Busted. How many other people have I introduced myself to, over and over again? I’m dying, but then she sits up and I see her name tag. “Hi Uncle Solomon, I didn’t recognize you,” I say, pausing a beat, because timing is everything. “My, how you’ve changed.”

Fortunately, this woman is young enough to be quick off the draw, and turns round to the person seated next to her. A boy of about my age, currently sneaking some wine. “Aunt Adelaide!” She screeches. “I had no idea you were so beautiful,” then she leans over to the next person along, a crusty old guy with a droopy moustache. “And this must be Greta, your daughter.”

Now everyone is looking at their name tags. The whole backyard, stacked and racked, laughing and hee-hawing over something that happens to Mom and I every day. It’s kinda funny, but I’m feeling kinda of sorry for myself too, when I feel a tap on my shoulder, and a strong Irish accent starts talking to me from behind. “Hey there fella, I’ve brought someone I’d like you to meet.” 

In a slightly less crazy situation, I might have recognized the voice, but my world and its senses are currently standing on their heads. When I turn round all I see is my baby brother, dwarfed by the most gorgeous girl I’ve ever laid eyes on, possibly. 

“I’m Ciara, over here visiting my folks.” 

People talk about having split personalities, but this is one mental aberration I’ve managed to dodge, until today. Right now, if you could climb inside my mind, you’d hear two voices shouting at each other like man and wife.

Voice one:         Ciara, that is the most beautiful name and she’s so aaah …

Voice two:          Carlton is speaking Irish!

Voice one:          Look at her hair …            

Voice two:          And he’s not stuttering!

I’m still trying to rein them in when I feel her hand on mine. “It’s what I told your brother,” she says in her glacier-melting brogue. “Sometimes stutterers can talk straight off, if they take on an accent,” then her green eyes meet my mine, I’ve no idea what color. “I’ve got a cousin who’s the same, but he talks like a German,” then she gives me a rendition.

It’s funny and we’re both laughing, but now I’ve a got another voice shouting in the back of my head. She has a cousin who stutters, but she doesn’t think it’s weird. 

“Did you hear Kelly?” I ask her.

“You mean the hyena scream?” She’s laughing again, her lips like a red bow on a Christmas gift. “Yes, that was cool, but it’s a shame she stopped before giving us some good swear words at the end.”

Now I’m speechless, except for the voice in my head, but as she can’t hear it she must think I’m dumb in every kind of way. Head-voice is saying Hey! It’s not just me! We’re weird, but so is everyone else, in their own way. My working mind’s eye, has me tapping a glass for quiet, and then announcing the news, imagining the expression on Dad’s face too, but it’s a scene that will have to wait for my courage to catch up.
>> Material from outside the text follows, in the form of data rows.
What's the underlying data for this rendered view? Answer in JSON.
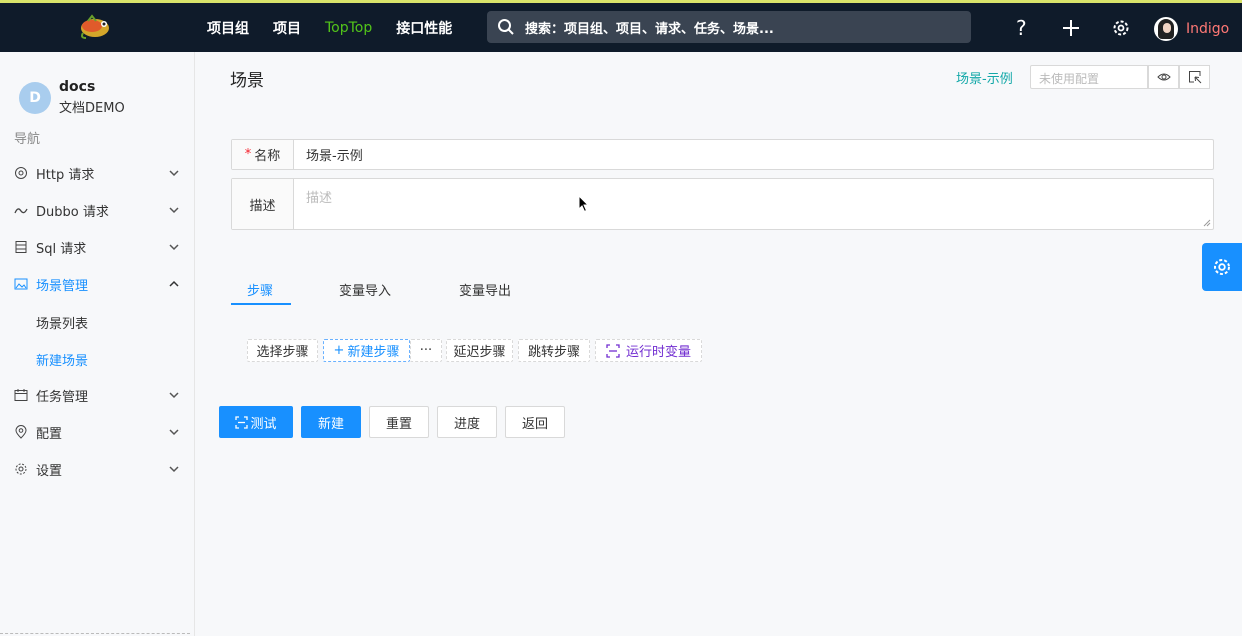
{
  "header": {
    "nav": [
      "项目组",
      "项目",
      "TopTop",
      "接口性能"
    ],
    "search_placeholder": "搜索：项目组、项目、请求、任务、场景...",
    "icons": [
      "help-icon",
      "plus-icon",
      "gear-icon"
    ],
    "username": "Indigo"
  },
  "sidebar": {
    "project_initial": "D",
    "project_name": "docs",
    "project_sub": "文档DEMO",
    "nav_label": "导航",
    "items": [
      {
        "label": "Http 请求",
        "icon": "chrome-icon",
        "expanded": false
      },
      {
        "label": "Dubbo 请求",
        "icon": "dubbo-icon",
        "expanded": false
      },
      {
        "label": "Sql 请求",
        "icon": "database-icon",
        "expanded": false
      },
      {
        "label": "场景管理",
        "icon": "picture-icon",
        "expanded": true
      },
      {
        "label": "任务管理",
        "icon": "schedule-icon",
        "expanded": false
      },
      {
        "label": "配置",
        "icon": "location-icon",
        "expanded": false
      },
      {
        "label": "设置",
        "icon": "setting-icon",
        "expanded": false
      }
    ],
    "sub_items": [
      "场景列表",
      "新建场景"
    ]
  },
  "main": {
    "title": "场景",
    "scene_link": "场景-示例",
    "env_placeholder": "未使用配置",
    "form": {
      "name_label": "名称",
      "name_value": "场景-示例",
      "desc_label": "描述",
      "desc_placeholder": "描述"
    },
    "tabs": [
      "步骤",
      "变量导入",
      "变量导出"
    ],
    "active_tab": 0,
    "step_buttons": [
      "选择步骤",
      "新建步骤",
      "···",
      "延迟步骤",
      "跳转步骤",
      "运行时变量"
    ],
    "actions": [
      "测试",
      "新建",
      "重置",
      "进度",
      "返回"
    ]
  },
  "colors": {
    "header_bg": "#0f1b2a",
    "primary": "#1890ff",
    "green_nav": "#52c41a",
    "username": "#ff7875",
    "scene_link": "#13a8a8",
    "runtime_var": "#722ed1"
  }
}
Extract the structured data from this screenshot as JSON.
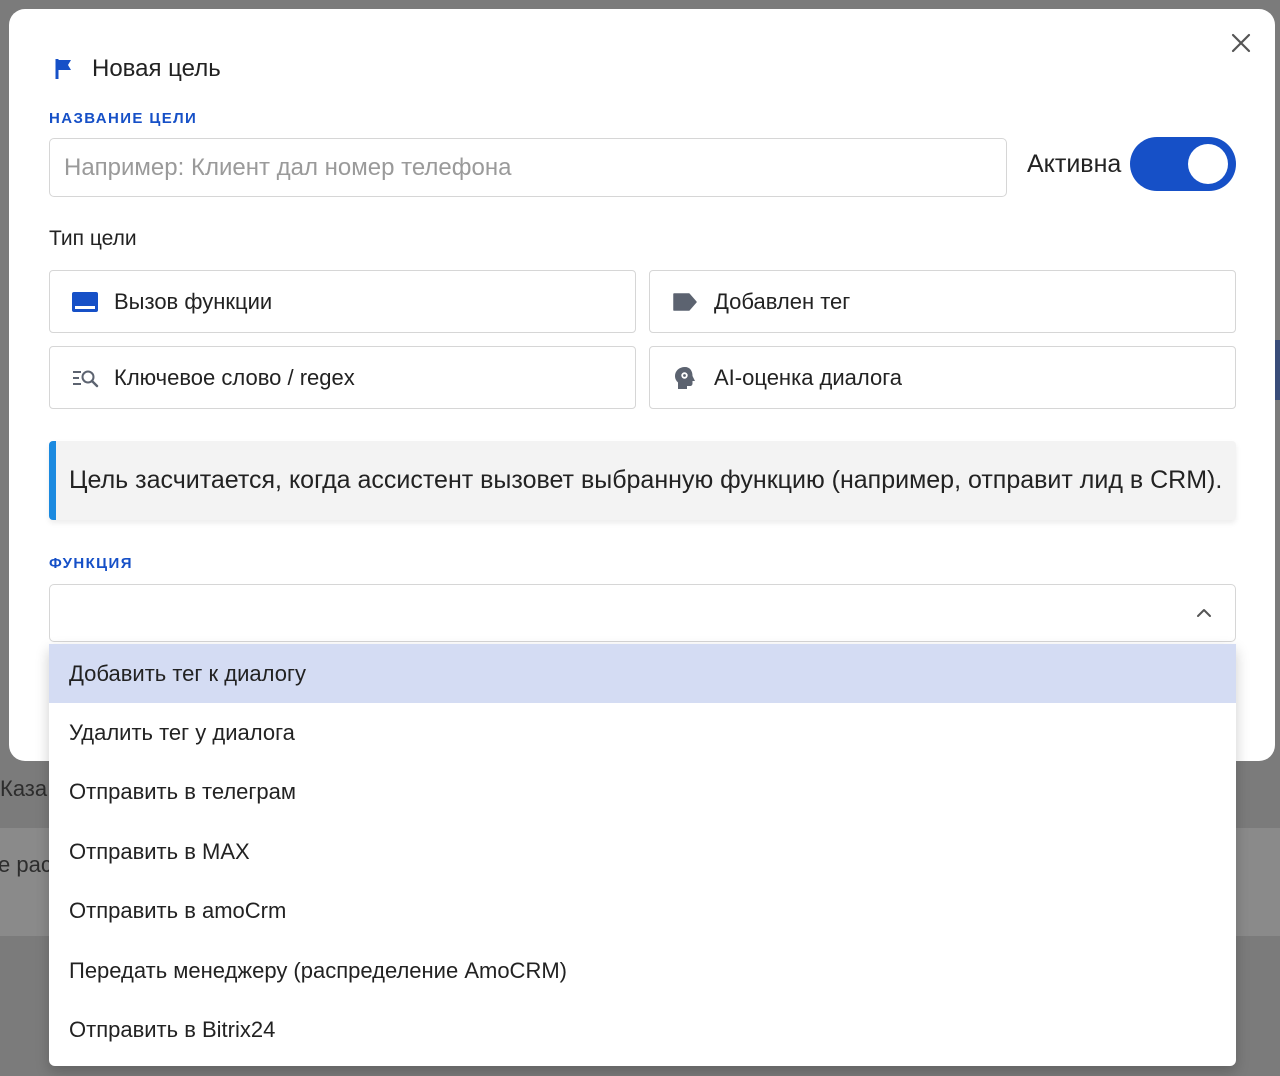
{
  "background": {
    "fragments": [
      "Каза",
      "е рас"
    ]
  },
  "modal": {
    "title": "Новая цель",
    "goal_name_label": "НАЗВАНИЕ ЦЕЛИ",
    "goal_name_placeholder": "Например: Клиент дал номер телефона",
    "goal_name_value": "",
    "active_label": "Активна",
    "active_toggle_on": true,
    "goal_type_label": "Тип цели",
    "goal_types": [
      {
        "label": "Вызов функции",
        "icon": "function-window-icon",
        "selected": true
      },
      {
        "label": "Добавлен тег",
        "icon": "tag-icon",
        "selected": false
      },
      {
        "label": "Ключевое слово / regex",
        "icon": "keyword-search-icon",
        "selected": false
      },
      {
        "label": "AI-оценка диалога",
        "icon": "ai-head-icon",
        "selected": false
      }
    ],
    "info_text": "Цель засчитается, когда ассистент вызовет выбранную функцию (например, отправит лид в CRM).",
    "function_label": "ФУНКЦИЯ",
    "function_value": "",
    "function_options": [
      "Добавить тег к диалогу",
      "Удалить тег у диалога",
      "Отправить в телеграм",
      "Отправить в MAX",
      "Отправить в amoCrm",
      "Передать менеджеру (распределение AmoCRM)",
      "Отправить в Bitrix24"
    ],
    "highlighted_option_index": 0
  },
  "colors": {
    "accent": "#1650c7",
    "info_border": "#1b8ae0",
    "highlight": "#d4dcf3",
    "overlay": "#7b7b7b"
  }
}
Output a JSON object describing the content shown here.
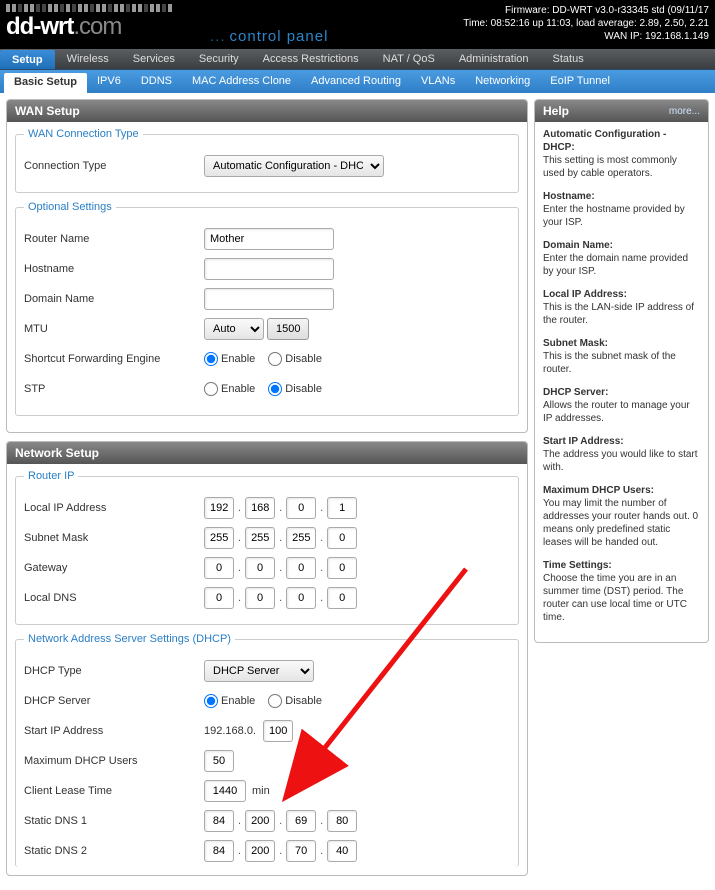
{
  "header": {
    "logo_main": "dd-wrt",
    "logo_ext": ".com",
    "control_panel": "control panel",
    "firmware": "Firmware: DD-WRT v3.0-r33345 std (09/11/17",
    "time": "Time: 08:52:16 up 11:03, load average: 2.89, 2.50, 2.21",
    "wanip": "WAN IP: 192.168.1.149"
  },
  "main_tabs": [
    "Setup",
    "Wireless",
    "Services",
    "Security",
    "Access Restrictions",
    "NAT / QoS",
    "Administration",
    "Status"
  ],
  "main_tab_active": 0,
  "sub_tabs": [
    "Basic Setup",
    "IPV6",
    "DDNS",
    "MAC Address Clone",
    "Advanced Routing",
    "VLANs",
    "Networking",
    "EoIP Tunnel"
  ],
  "sub_tab_active": 0,
  "sections": {
    "wan_setup": "WAN Setup",
    "network_setup": "Network Setup"
  },
  "wan": {
    "legend": "WAN Connection Type",
    "conn_type_label": "Connection Type",
    "conn_type_value": "Automatic Configuration - DHCP"
  },
  "opt": {
    "legend": "Optional Settings",
    "router_name_label": "Router Name",
    "router_name_value": "Mother",
    "hostname_label": "Hostname",
    "hostname_value": "",
    "domain_label": "Domain Name",
    "domain_value": "",
    "mtu_label": "MTU",
    "mtu_mode": "Auto",
    "mtu_value": "1500",
    "sfe_label": "Shortcut Forwarding Engine",
    "stp_label": "STP",
    "enable": "Enable",
    "disable": "Disable"
  },
  "rip": {
    "legend": "Router IP",
    "local_ip_label": "Local IP Address",
    "local_ip": [
      "192",
      "168",
      "0",
      "1"
    ],
    "subnet_label": "Subnet Mask",
    "subnet": [
      "255",
      "255",
      "255",
      "0"
    ],
    "gateway_label": "Gateway",
    "gateway": [
      "0",
      "0",
      "0",
      "0"
    ],
    "localdns_label": "Local DNS",
    "localdns": [
      "0",
      "0",
      "0",
      "0"
    ]
  },
  "dhcp": {
    "legend": "Network Address Server Settings (DHCP)",
    "type_label": "DHCP Type",
    "type_value": "DHCP Server",
    "server_label": "DHCP Server",
    "start_label": "Start IP Address",
    "start_prefix": "192.168.0.",
    "start_value": "100",
    "max_label": "Maximum DHCP Users",
    "max_value": "50",
    "lease_label": "Client Lease Time",
    "lease_value": "1440",
    "lease_unit": "min",
    "dns1_label": "Static DNS 1",
    "dns1": [
      "84",
      "200",
      "69",
      "80"
    ],
    "dns2_label": "Static DNS 2",
    "dns2": [
      "84",
      "200",
      "70",
      "40"
    ]
  },
  "help": {
    "title": "Help",
    "more": "more...",
    "items": [
      {
        "t": "Automatic Configuration - DHCP:",
        "d": "This setting is most commonly used by cable operators."
      },
      {
        "t": "Hostname:",
        "d": "Enter the hostname provided by your ISP."
      },
      {
        "t": "Domain Name:",
        "d": "Enter the domain name provided by your ISP."
      },
      {
        "t": "Local IP Address:",
        "d": "This is the LAN-side IP address of the router."
      },
      {
        "t": "Subnet Mask:",
        "d": "This is the subnet mask of the router."
      },
      {
        "t": "DHCP Server:",
        "d": "Allows the router to manage your IP addresses."
      },
      {
        "t": "Start IP Address:",
        "d": "The address you would like to start with."
      },
      {
        "t": "Maximum DHCP Users:",
        "d": "You may limit the number of addresses your router hands out. 0 means only predefined static leases will be handed out."
      },
      {
        "t": "Time Settings:",
        "d": "Choose the time you are in an summer time (DST) period. The router can use local time or UTC time."
      }
    ]
  }
}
I should mention at this point that Dad has lined the yard walls with mirrors, because he read somewhere that they make small spaces look bigger. Maybe they do, maybe they don’t, but from my corner of reflections I’m looking at two of the most beautiful girls I can ever remember seeing.

She’s looking too. “Is that who I’m thinking it is?”

“They both are,” I say. “And I guess the two weird geeks beside her must be me.”

“Four beautiful people, who have a whole lot to share.”

I’m in love, head, heels and all the rest, but I’m thinking, Damn, she’s a cousin. This could be a real family affair.